Devotional

This I (want to) Believe

My son’s Language class has been working on essays to submit to This I Believe, “an international organization engaging people in writing and sharing essays describing the core values that guide their daily lives”. This I Believe began as a radio series in the 1950s hosted by Edward R. Murrow and has since grown into a cultural phenomenon of sorts. Their website has over 90,000 essays written by people from every corner of the universe, including one by Helen Keller that will seize the breath in your chest and squeeze your heart in its fist.
 

While my son’s class was working on their less soul-wrenching essays, I was piqued by the proclamation, This I Believe…, and I wanted to answer it. I wanted to nail it down. There are lots of things that we all say we believe, but to put one fine point to it and eliminate all others means to drill down through layers of fluff to get to the still small voice that moves and motivates every action of our lives. This I Believe. The truth is, what we truly believe can be ugly. It can be a lie that speaks through and misdirects our lives. For those reasons I found that I can write an essay that says, This I Believe, and still not believe it in a way that effectively impacts my life. In truth, the essay ought to be written from the outsider’s perspective mirroring what they see our lives say we believe. So, from this understanding I endeavored to write the essay below, which I think is a more honest expression of what I would like for you to know that I believe because of the way I live. Here goes…
 

This I (want to) Believe

I believe that I could not love my son any more, nor any less, than I do at this very moment. My love for him is an unwavering constant. Oh, there have been moments when I have not liked him much, but like is a fickle feeling of emotional response. There have been moments when he has crushed me with disappointment, but it has not diminished my love for him. It is the hopeful anticipation of something better than what he delivered that tells me that love is ever there. There have been moments when he has hurt me deeply, but what wound inflicted by one we adore does not bleed profusely? There have certainly been moments of joy and gratification because of a turn of events wrought by his hand but these, neither, have affected my love by inflation. Nor have the moments of tender affection. Though my heart-fire is fanned by his warmth, it is none-the-less, an eternal flame.

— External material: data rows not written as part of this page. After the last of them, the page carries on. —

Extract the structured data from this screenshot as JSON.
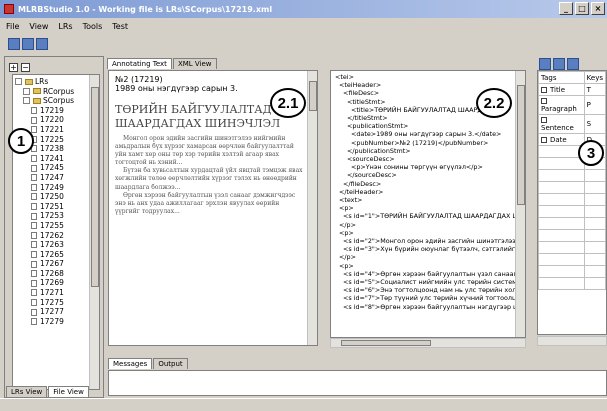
{
  "window": {
    "title": "MLRBStudio 1.0 - Working file is LRs\\SCorpus\\17219.xml"
  },
  "menu": [
    "File",
    "View",
    "LRs",
    "Tools",
    "Test"
  ],
  "tree": {
    "root": "LRs",
    "children": [
      "RCorpus",
      "SCorpus"
    ],
    "files": [
      "17219",
      "17220",
      "17221",
      "17225",
      "17238",
      "17241",
      "17245",
      "17247",
      "17249",
      "17250",
      "17251",
      "17253",
      "17255",
      "17262",
      "17263",
      "17265",
      "17267",
      "17268",
      "17269",
      "17271",
      "17275",
      "17277",
      "17279"
    ]
  },
  "bottom_left_tabs": [
    "LRs View",
    "File View"
  ],
  "center_tabs": [
    "Annotating Text",
    "XML View"
  ],
  "annotating": {
    "header1": "№2 (17219)",
    "header2": "1989 оны нэгдүгээр сарын 3.",
    "title": "ТӨРИЙН БАЙГУУЛАЛТАД ШААРДАГДАХ ШИНЭЧЛЭЛ",
    "paragraphs": [
      "Монгол орон эдийн засгийн шинэтгэлээ нийгмийн амьдралын бүх хүрээг хамарсан өөрчлөн байгуулалттай уйн хамт хөр оны төр хэр төрийн хэлтэй агаар явах тогтоцтой нь хэний...",
      "Бүтэн ба хувьсалтын хурдацтай үйл явцтай тэмцэж явах хөгжлийн төлөө өөрчлөлтийн хүрээг тэлэх нь өнөөдрийн шаардлага болжээ...",
      "Өргөн хэрээн байгуулалтын үзэл санааг дэмжигчдээс энэ нь анх удаа ажиллагааг эрхлэн явуулах өөрийн үүргийг тодруулах..."
    ]
  },
  "xml_lines": [
    "<tei>",
    "<teiHeader>",
    "<fileDesc>",
    "<titleStmt>",
    "<title>ТӨРИЙН БАЙГУУЛАЛТАД ШААРДАГДАХ",
    "</titleStmt>",
    "<publicationStmt>",
    "<date>1989 оны нэгдүгээр сарын 3.</date>",
    "<pubNumber>№2 (17219)</pubNumber>",
    "</publicationStmt>",
    "<sourceDesc>",
    "<p>Үнэн сонины төргүүн өгүүлэл</p>",
    "</sourceDesc>",
    "</fileDesc>",
    "</teiHeader>",
    "<text>",
    "<p>",
    "<s id=\"1\">ТӨРИЙН БАЙГУУЛАЛТАД ШААРДАГДАХ ШИНЭ",
    "</p>",
    "<p>",
    "<s id=\"2\">Монгол орон эдийн засгийн шинэтгэлээ нийгм",
    "<s id=\"3\">Хүн бүрийн оюунлаг бүтээлч, сэтгэлийг доргоду",
    "</p>",
    "<p>",
    "<s id=\"4\">Өргөн хэрээн байгуулалтын үзэл санааг дэмжи",
    "<s id=\"5\">Социалист нийгмийн улс төрийн системд шинэч",
    "<s id=\"6\">Энэ тогтолцоонд нам нь улс төрийн холоодогч",
    "<s id=\"7\">Төр түүний улс төрийн хүчний тогтоолцоо их",
    "<s id=\"8\">Өргөн хэрээн байгуулалтын нэгдүгээр шатанд"
  ],
  "tags_table": {
    "headers": [
      "Tags",
      "Keys"
    ],
    "rows": [
      [
        "Title",
        "T"
      ],
      [
        "Paragraph",
        "P"
      ],
      [
        "Sentence",
        "S"
      ],
      [
        "Date",
        "D"
      ]
    ]
  },
  "bottom_tabs": [
    "Messages",
    "Output"
  ],
  "callouts": [
    "1",
    "2.1",
    "2.2",
    "3"
  ]
}
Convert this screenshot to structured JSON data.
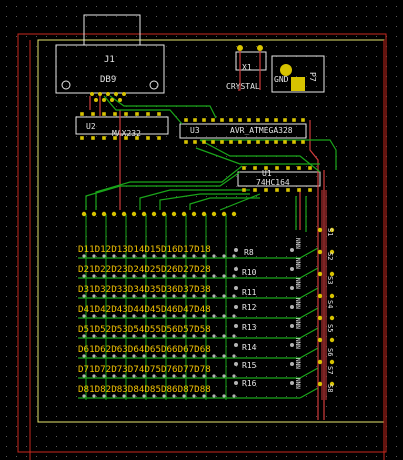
{
  "colors": {
    "background": "#000000",
    "grid": "#5a5a5a",
    "outline_red": "#c8281e",
    "outline_yellow": "#e6e66e",
    "silk": "#e8e8e8",
    "pad_yellow": "#d7c300",
    "track_green": "#1aa61a",
    "track_red": "#d23c3c",
    "pad_gray": "#b4b4b4"
  },
  "components": {
    "j1": {
      "ref": "J1",
      "value": "DB9"
    },
    "x1": {
      "ref": "X1",
      "value": "CRYSTAL"
    },
    "p7": {
      "ref": "P7",
      "gnd": "GND"
    },
    "u2": {
      "ref": "U2",
      "value": "MAX232"
    },
    "u3": {
      "ref": "U3",
      "value": "AVR_ATMEGA328"
    },
    "u1": {
      "ref": "U1",
      "value": "74HC164"
    }
  },
  "resistor_row_labels": [
    "R8",
    "R10",
    "R11",
    "R12",
    "R13",
    "R14",
    "R15",
    "R16"
  ],
  "led_matrix": {
    "rows": [
      "D11D12D13D14D15D16D17D18",
      "D21D22D23D24D25D26D27D28",
      "D31D32D33D34D35D36D37D38",
      "D41D42D43D44D45D46D47D48",
      "D51D52D53D54D55D56D57D58",
      "D61D62D63D64D65D66D67D68",
      "D71D72D73D74D75D76D77D78",
      "D81D82D83D84D85D86D87D88"
    ]
  },
  "side_labels": [
    "S1",
    "S2",
    "S3",
    "S4",
    "S5",
    "S6",
    "S7",
    "S8"
  ],
  "nnn_label": "NNN"
}
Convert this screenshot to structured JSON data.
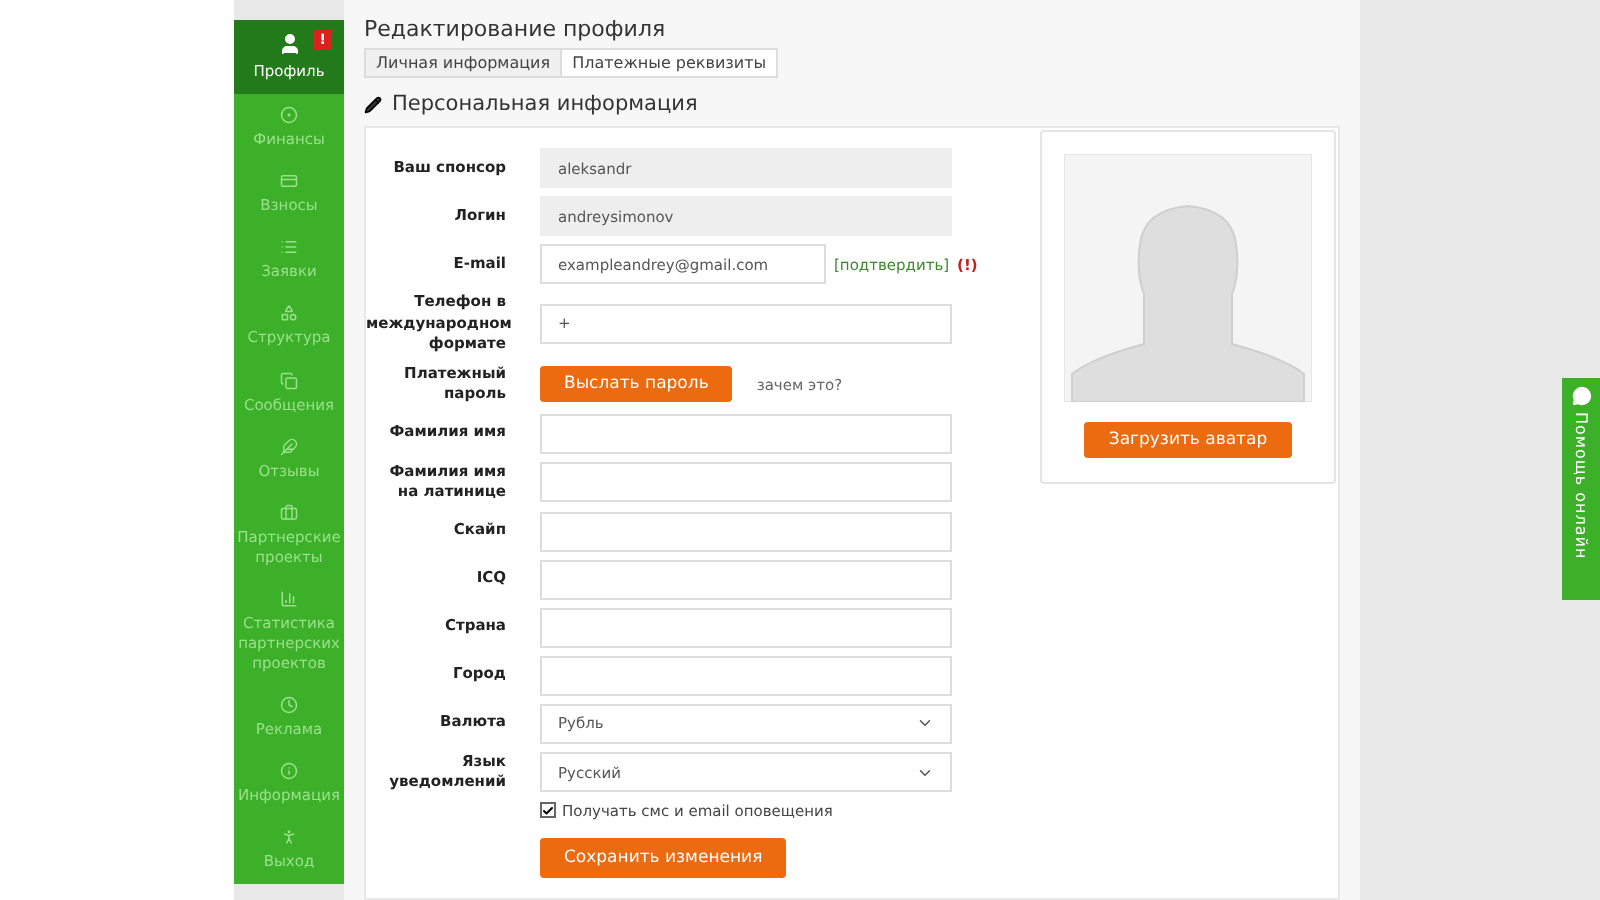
{
  "sidebar": {
    "items": [
      {
        "label": "Профиль",
        "selected": true,
        "badge": "!"
      },
      {
        "label": "Финансы",
        "selected": false
      },
      {
        "label": "Взносы",
        "selected": false
      },
      {
        "label": "Заявки",
        "selected": false
      },
      {
        "label": "Структура",
        "selected": false
      },
      {
        "label": "Сообщения",
        "selected": false
      },
      {
        "label": "Отзывы",
        "selected": false
      },
      {
        "label": "Партнерские проекты",
        "selected": false
      },
      {
        "label": "Статистика партнерских проектов",
        "selected": false
      },
      {
        "label": "Реклама",
        "selected": false
      },
      {
        "label": "Информация",
        "selected": false
      },
      {
        "label": "Выход",
        "selected": false
      }
    ]
  },
  "page_title": "Редактирование профиля",
  "tabs": [
    {
      "label": "Личная информация",
      "selected": true
    },
    {
      "label": "Платежные реквизиты",
      "selected": false
    }
  ],
  "section_title": "Персональная информация",
  "form": {
    "fields": [
      {
        "kind": "readonly",
        "label": "Ваш спонсор",
        "value": "aleksandr"
      },
      {
        "kind": "readonly",
        "label": "Логин",
        "value": "andreysimonov"
      },
      {
        "kind": "email",
        "label": "E-mail",
        "value": "exampleandrey@gmail.com",
        "confirm_link": "[подтвердить]",
        "warning": "(!)"
      },
      {
        "kind": "text",
        "label": "Телефон в международном формате",
        "value": "+"
      },
      {
        "kind": "button",
        "label": "Платежный пароль",
        "button": "Выслать пароль",
        "link": "зачем это?"
      },
      {
        "kind": "text",
        "label": "Фамилия имя"
      },
      {
        "kind": "text",
        "label": "Фамилия имя на латинице"
      },
      {
        "kind": "text",
        "label": "Скайп"
      },
      {
        "kind": "text",
        "label": "ICQ"
      },
      {
        "kind": "text",
        "label": "Страна"
      },
      {
        "kind": "text",
        "label": "Город"
      },
      {
        "kind": "select",
        "label": "Валюта",
        "value": "Рубль"
      },
      {
        "kind": "select",
        "label": "Язык уведомлений",
        "value": "Русский"
      }
    ],
    "notify_checkbox": {
      "label": "Получать смс и email оповещения",
      "checked": true
    },
    "save_button": "Сохранить изменения"
  },
  "avatar": {
    "upload_button": "Загрузить аватар"
  },
  "help_tab": {
    "label": "Помощь онлайн"
  }
}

I have long expressed my love to my son by describing it as being “as big as the blue sky”. It is an eternal expanse, immeasurable by human calculation. Of course, he thinks it’s just big. But it is more than big. It is uncontainable, it is without boundary, its ways can not be counted. A thing without number can not be reduced, nor can it increase. East and West can not be separated where they meet. I believe that my love for my son is like this.

Because I believe this, I therefore must believe that God loves me likewise. Even I, a mortal, fallible, unloving, unlovable finite being can love in a way that is unshakable, unconditional. How much more so the Heavenly Father? It is inconceivable that His love could be more constant than mine. And yet. And yet I must concede that the author of my love, having written the recipe, knows the ingredients best. His love is an unchangeable, everlasting, never-ending love as big as the blue sky which His hand stretched across the heavens. It is a fixed constant. Oh yes! I have disappointed Him. I will continue to do so until He claims me for eternity. Yes, I have hurt Him beyond measure and at the expense of His son, but His love did not diminish for having paid the price. I have the occasional moment of endearment which pleases Him, but He does not love more so in these moments than in the moments when I am in completely un-tethered oblivion. He loves in this way. It is unalterable. It is unvarying. It is sure. I am often forgetful of this truth, but this I believe.